Little wonder why critics of the Bank are surprised at the excuse offered by it in its attempt side-step the issue of compulsory licencing. '' The World Bank has been producing advocacy documents and pushing its stance on public policy issues for decades. It is no secret,'' Shalmali Guttal, senior researcher at the Focus on the Global South, a Bangkok-based think tank, told IPS.
She argued that the Bank ''should not remain non-committal'' about the debate over Tamiflu and compulsory licencing . ''Even if past health crises did not jog the Bank's sense of ethics, at least the impending threats of pandemics from viruses such as bird flu, should be enough to catalyse it to immediately call for a halt to TRIPS (Trade Related Intellectual Property Rights) and patent regimes.''
Asia Russell, director of international policy at the U.S.-based advocacy group, Health GAP (Global Access Project), argues along the same lines. ''The World Bank should advocate, as part of its efforts to combat poverty, for countries to use their WTO legal rights to issue compulsory licences and take other measures to ensure access to medicines for all,'' she said in an e-mail interview.
So far, 62 people have died out of 121 human cases of bird flu in four South-east Asian countries, Cambodia, Indonesia, Thailand and Vietnam. But public health authorities fear that the virus could mutate to one easily transmitted among humans, triggering a global pandemic that could kill millions.

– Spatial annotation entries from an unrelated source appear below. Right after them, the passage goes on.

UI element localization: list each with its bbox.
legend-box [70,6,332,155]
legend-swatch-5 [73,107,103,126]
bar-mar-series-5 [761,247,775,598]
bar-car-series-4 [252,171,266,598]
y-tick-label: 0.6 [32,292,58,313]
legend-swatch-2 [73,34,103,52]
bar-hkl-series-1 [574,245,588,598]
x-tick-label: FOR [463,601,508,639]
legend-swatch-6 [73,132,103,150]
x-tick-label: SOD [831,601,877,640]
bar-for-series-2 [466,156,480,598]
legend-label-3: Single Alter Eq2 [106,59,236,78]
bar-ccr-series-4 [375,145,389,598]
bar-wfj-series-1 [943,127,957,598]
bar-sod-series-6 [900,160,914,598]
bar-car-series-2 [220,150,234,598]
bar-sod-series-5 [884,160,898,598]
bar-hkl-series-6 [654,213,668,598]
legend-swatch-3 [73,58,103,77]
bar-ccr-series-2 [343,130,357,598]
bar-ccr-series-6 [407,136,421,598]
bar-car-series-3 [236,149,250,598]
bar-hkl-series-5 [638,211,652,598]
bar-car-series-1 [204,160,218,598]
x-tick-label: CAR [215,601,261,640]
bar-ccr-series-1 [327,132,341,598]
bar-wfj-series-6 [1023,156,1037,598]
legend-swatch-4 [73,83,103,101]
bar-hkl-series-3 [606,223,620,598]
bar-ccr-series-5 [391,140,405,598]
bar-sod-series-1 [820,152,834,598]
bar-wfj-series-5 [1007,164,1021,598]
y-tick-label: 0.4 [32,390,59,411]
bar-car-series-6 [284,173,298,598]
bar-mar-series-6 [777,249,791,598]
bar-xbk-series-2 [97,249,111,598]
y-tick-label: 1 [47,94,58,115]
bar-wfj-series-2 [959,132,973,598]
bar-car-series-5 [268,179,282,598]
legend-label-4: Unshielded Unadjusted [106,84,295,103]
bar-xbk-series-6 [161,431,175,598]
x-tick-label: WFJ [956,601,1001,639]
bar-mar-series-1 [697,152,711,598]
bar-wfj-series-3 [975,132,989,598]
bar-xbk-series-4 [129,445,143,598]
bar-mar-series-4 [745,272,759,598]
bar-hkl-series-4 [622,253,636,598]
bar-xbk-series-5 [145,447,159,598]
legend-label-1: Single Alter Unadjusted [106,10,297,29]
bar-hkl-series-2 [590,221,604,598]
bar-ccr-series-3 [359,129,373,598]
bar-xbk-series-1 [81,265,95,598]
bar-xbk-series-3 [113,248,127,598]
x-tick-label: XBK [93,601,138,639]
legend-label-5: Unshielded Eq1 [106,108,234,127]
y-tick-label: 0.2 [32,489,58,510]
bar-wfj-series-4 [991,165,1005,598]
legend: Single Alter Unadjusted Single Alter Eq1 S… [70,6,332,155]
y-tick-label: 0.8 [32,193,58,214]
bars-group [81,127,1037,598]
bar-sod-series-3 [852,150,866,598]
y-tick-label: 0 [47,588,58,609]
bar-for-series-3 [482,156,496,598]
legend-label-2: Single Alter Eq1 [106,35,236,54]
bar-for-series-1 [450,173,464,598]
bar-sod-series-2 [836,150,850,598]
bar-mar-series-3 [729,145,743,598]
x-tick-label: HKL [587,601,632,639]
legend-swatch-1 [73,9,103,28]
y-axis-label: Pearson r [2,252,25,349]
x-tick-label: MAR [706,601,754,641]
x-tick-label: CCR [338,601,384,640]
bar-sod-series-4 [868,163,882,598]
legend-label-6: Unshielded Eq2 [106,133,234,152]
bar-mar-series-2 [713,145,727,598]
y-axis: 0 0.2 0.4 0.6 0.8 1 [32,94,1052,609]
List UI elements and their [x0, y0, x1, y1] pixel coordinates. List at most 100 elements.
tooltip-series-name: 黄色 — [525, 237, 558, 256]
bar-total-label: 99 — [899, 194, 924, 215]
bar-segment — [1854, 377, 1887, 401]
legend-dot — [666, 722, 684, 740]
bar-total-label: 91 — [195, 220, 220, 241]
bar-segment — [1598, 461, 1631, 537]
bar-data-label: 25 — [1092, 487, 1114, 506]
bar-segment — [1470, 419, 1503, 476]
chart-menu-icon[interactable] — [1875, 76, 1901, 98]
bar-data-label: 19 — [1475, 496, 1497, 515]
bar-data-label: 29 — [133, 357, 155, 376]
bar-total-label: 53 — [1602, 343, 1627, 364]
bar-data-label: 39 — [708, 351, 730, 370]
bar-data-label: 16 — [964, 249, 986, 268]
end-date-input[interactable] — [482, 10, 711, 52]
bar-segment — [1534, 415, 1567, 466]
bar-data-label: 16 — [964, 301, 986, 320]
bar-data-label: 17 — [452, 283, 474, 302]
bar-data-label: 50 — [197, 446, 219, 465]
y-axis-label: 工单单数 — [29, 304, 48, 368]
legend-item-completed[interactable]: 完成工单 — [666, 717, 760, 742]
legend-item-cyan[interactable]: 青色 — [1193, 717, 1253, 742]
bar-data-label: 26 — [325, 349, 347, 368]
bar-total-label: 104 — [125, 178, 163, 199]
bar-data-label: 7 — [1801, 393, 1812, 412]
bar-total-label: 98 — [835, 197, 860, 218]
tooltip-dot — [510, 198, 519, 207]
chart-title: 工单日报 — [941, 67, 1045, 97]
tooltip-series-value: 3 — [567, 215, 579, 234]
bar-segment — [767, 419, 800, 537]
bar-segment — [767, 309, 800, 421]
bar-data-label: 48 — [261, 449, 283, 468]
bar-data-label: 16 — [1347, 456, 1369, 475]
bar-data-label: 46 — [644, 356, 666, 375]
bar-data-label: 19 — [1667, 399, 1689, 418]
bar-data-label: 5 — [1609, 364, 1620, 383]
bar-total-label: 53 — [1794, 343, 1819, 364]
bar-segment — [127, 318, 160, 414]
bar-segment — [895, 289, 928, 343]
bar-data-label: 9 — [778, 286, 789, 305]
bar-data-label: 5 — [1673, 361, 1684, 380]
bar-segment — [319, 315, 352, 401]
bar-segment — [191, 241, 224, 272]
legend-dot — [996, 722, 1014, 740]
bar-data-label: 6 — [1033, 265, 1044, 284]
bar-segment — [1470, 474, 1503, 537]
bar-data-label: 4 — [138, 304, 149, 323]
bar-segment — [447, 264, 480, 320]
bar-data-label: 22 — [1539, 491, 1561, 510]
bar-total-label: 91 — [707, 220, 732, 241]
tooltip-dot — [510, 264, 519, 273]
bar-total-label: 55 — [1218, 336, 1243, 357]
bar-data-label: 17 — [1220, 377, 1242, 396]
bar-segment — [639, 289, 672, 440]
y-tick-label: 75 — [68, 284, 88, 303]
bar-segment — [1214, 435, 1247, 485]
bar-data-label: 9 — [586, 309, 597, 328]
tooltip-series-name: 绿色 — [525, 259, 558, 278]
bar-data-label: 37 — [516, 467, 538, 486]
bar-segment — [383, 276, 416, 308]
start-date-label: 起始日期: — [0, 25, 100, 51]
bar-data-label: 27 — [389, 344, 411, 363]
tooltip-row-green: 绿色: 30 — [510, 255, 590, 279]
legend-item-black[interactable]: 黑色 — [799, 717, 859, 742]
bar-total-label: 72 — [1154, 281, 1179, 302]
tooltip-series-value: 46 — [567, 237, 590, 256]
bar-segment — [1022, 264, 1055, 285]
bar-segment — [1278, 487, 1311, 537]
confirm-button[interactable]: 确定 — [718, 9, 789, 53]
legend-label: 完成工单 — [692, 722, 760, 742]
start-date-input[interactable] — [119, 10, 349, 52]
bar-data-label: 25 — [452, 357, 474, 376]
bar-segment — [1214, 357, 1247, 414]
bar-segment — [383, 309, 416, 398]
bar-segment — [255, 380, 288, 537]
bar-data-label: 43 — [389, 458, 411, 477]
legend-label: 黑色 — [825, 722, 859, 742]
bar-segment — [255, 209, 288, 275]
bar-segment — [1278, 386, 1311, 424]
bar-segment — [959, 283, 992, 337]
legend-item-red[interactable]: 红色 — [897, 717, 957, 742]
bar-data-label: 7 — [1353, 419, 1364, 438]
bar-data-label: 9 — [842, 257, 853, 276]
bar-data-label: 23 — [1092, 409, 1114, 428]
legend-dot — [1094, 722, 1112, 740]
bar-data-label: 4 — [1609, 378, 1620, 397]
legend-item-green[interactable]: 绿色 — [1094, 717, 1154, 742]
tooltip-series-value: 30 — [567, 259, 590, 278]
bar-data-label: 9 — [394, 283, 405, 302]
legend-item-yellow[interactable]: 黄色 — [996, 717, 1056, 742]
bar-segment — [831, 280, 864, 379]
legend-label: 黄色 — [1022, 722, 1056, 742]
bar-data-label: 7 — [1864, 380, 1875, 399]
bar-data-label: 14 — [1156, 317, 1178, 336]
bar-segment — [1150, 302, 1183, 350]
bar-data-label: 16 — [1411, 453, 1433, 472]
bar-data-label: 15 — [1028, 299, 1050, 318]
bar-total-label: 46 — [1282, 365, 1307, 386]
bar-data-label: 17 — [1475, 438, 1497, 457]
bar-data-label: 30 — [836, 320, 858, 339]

With a vaccine to prevent this pandemic years away, hope lies in Tamiflu, for the human immune system lacks the strength to fight infections caused by the H5N1 strain of the avian flu virus.
Yet, the global institution that claims to ''help'' the developing world has, quite contrary to its usual character, chosen not to throw its weight behind.
The Bank's convenient silence over compulsory licencing of Tamiflu reveals where its loyalties lie-- with the profits of a pharmaceutical giant rather than vulnerable populations in the developing countries across this region.
''I suppose it will remain non-committal until it is pushed in one direction or the other way by the U.S., or its silence becomes untenable,'' said Guttal.